Mathematical biologist Alun Lloyd talks about the spread of mosquito-borne illnesses in the U.S. and the methods we can use to stop them. Read on for some highlights.

“Viruses can’t reproduce by themselves,” says Lloyd. “In order to reproduce, they need to use the cellular machinery of a host species.

“Mosquito-borne infections of viruses that infect humans generally have a two step life cycle. They have to be in the mosquito and then they get transmitted to a person and then they get transmitted back to the mosquito. There can be some exceptions to that, but generally the infection is going backwards and forwards between the mosquito and the human. Of course, where it originally comes from is a bit like chicken and egg.

“We make mathematical models that actually describe how transmission happens back and forth between humans and mosquitoes.”
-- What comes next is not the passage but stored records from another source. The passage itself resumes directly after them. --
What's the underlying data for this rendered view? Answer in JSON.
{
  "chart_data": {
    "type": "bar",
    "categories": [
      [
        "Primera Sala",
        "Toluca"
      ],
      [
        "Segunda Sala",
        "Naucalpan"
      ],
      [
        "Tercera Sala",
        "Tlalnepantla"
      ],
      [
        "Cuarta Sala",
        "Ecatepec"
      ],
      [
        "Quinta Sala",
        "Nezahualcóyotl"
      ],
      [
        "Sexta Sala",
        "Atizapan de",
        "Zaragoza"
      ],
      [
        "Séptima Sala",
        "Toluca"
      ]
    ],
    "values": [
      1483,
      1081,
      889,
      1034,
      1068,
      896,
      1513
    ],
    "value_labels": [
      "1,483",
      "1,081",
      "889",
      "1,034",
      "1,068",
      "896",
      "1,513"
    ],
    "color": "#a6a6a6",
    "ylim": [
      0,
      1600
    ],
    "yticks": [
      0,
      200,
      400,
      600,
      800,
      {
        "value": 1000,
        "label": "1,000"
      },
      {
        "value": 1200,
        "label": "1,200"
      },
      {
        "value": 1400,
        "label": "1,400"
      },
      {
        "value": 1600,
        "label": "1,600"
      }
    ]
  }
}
“If we know, or if we can predict, how many mosquitoes there are, what fraction of the human population has infection, and what the probability of transmission is when a mosquito bites a person, then we can figure out how many mosquitoes are going to catch infection. Then we asked the question the other direction. We can figure out how many people are going to have the infection and we can figure out how the virus moves through this transmission chain.”

If the mosquitoes that can carry viruses like Dengue and Zika are already here, how do we stop the spread? One answer could be releasing genetically modified mosquitoes into the local mosquito population.

“I’m always staggered by the amount of press that say, for example, shark attacks get, and if you look up the numbers, there are something like around the world, 10 human deaths from shark attacks every year. But if you look at mosquitoes and the infections they carry, those mosquitoes and their infections kill about 750,000 people every year still.”

“The modified mosquitoes are Aedes aegypti mosquitoes that have been modified to carry a gene that prevents their offspring from surviving to adulthood,” Lloyd says. “The idea is you release lots of these altered (male) mosquitoes, so that many or most of the native Aedes aegypti mosquitoes mate with these modified mosquitoes. Then the offspring from all those matings will be doomed. They won’t survive to adulthood.”

“Male mosquitoes don’t bite. So you neither increase the nuisance nor the disease risk.”